By saying “…a corporation and other corporations directly or indirectly….controlled by the same…group….” the Lands Protection Act is clarifying that it doesn’t matter how many independent corporate entities are involved in determining whether the applicant seeking to purchase or lease land is still within the 3,000 acre limit of arable land specified in the Act for corporations; but rather, the particular individuals involved in the transaction and their relationship to one another. More precisely, the issue is whether the land in question is, or will be, controlled by “…the same person, group or organization.” 

The fact that three Irving-owned companies first sought these 2,200 acres of land helps to see how the interconnected nature of the family business constitutes a “group”.  The fact that this more recent second strategy to acquire the land only involved one Irving family member [Rebecca] from the original three applicants [Rebecca; Elizabeth and Mary-Jean] changes nothing, especially considering the purchase price was over 5 million.  Just think about it for a minute: how does a person in their mid-twenties amass that kind of capital?

How much clearer can the letter of the law be? It says that a group of companies with the same people controlling them shall be deemed to be one corporation.  One corporation means a 3,000 acre limit of arable land.  That’s exactly what we have in play in this case: one “corporation” controlled by the same group – the Irving family.     

This is the reasoning provided by former Liberal Minister (Richard Brown) to explain why IRAC and Executive Council turned down the three-company Irving application for this same 2200 acres in April, 2019. Despite the fact that three corporations were involved in the purchase, in consideration of the legal definition of “corporation” found in the Act, IRAC determined that – as Brown put it – “The beneficial owners are one family, basically.

The Irving spokesperson on the matter, Geoffrey Connolly, totally ignores this line of reasoning rooted in both the spirit and letter of the Lands Protection Act, and is quick to subscribe to the vague “loophole explanation” theory for Irving’s purchase; but again, Connolly doesn’t say what that loophole is.

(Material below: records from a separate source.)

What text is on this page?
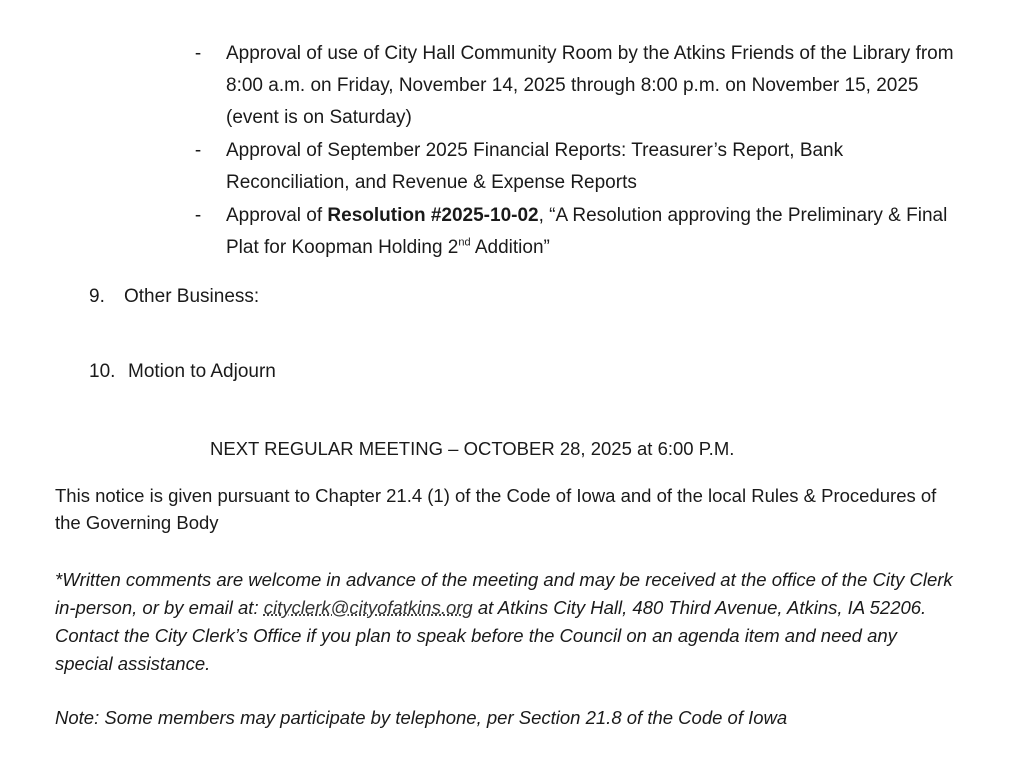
- Approval of use of City Hall Community Room by the Atkins Friends of the Library from 8:00 a.m. on Friday, November 14, 2025 through 8:00 p.m. on November 15, 2025 (event is on Saturday)
- Approval of September 2025 Financial Reports: Treasurer’s Report, Bank Reconciliation, and Revenue & Expense Reports
- Approval of Resolution #2025-10-02, “A Resolution approving the Preliminary & Final Plat for Koopman Holding 2nd Addition”
9. Other Business:
10. Motion to Adjourn
NEXT REGULAR MEETING – OCTOBER 28, 2025 at 6:00 P.M.
This notice is given pursuant to Chapter 21.4 (1) of the Code of Iowa and of the local Rules & Procedures of the Governing Body
*Written comments are welcome in advance of the meeting and may be received at the office of the City Clerk in-person, or by email at: cityclerk@cityofatkins.org at Atkins City Hall, 480 Third Avenue, Atkins, IA 52206. Contact the City Clerk’s Office if you plan to speak before the Council on an agenda item and need any special assistance.
Note: Some members may participate by telephone, per Section 21.8 of the Code of Iowa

In a Guardian article with the title “‘Loophole’ in Act allowed sale of P.E.I. land to Irving-affiliated company,” we read:

“Geoffrey Connolly, a Haslemere Farms representative, did not dispute that the transaction was allowed due to a “loophole” in the Lands Protection Act.

Keep in mind that Connolly is not only a partner in the Stewart McKelvey law firm, he is also a shareholder in Irving-owned Indian River Farms, and an corporate officer with Irving-owned Long River Farms.

I’m sure that Connolly and select members of the Irving family would much prefer  a loophole in the Lands Protection Act that can be exploited to their advantage: that way, although perhaps still not very savoury or ethical in the eyes of most Islanders, at least the purchase would be”technically” legal.

But what if there is no loophole in the Lands Protection Act to explain Irving’s purchase without government approval? What if the law was broken?   That’s a whole lot more serious for both the Irvings and Connolly.

So I’m throwing out a challenge to Geoffrey Connolly or any member of the Irving family, or perhaps a senior member of the government (e.g., Minister or Premier): If Irving acquired the 2,200 acres as a result of an existing “loophole” in the Lands Protection Act, can you please point out exactly what that loophole is, and where it can be found in the Act?

From where I’m looking, it appears you didn’t exploit a loophole in the Lands Protection Act for your client Mr. Connolly, you helped your client break the law.


  1. I’d be totally surprised if Geoff Connolly had done or advised anything that would amount to “breaking the law”. He’s a very competent, ethical and totally honest lawyer. The Lands Protection Act is old and full of “loopholes”. I have no idea of what part, if any, he took in the transaction, but I know that it was entirely appropriate, because he’s not the kind of person who would act otherwise.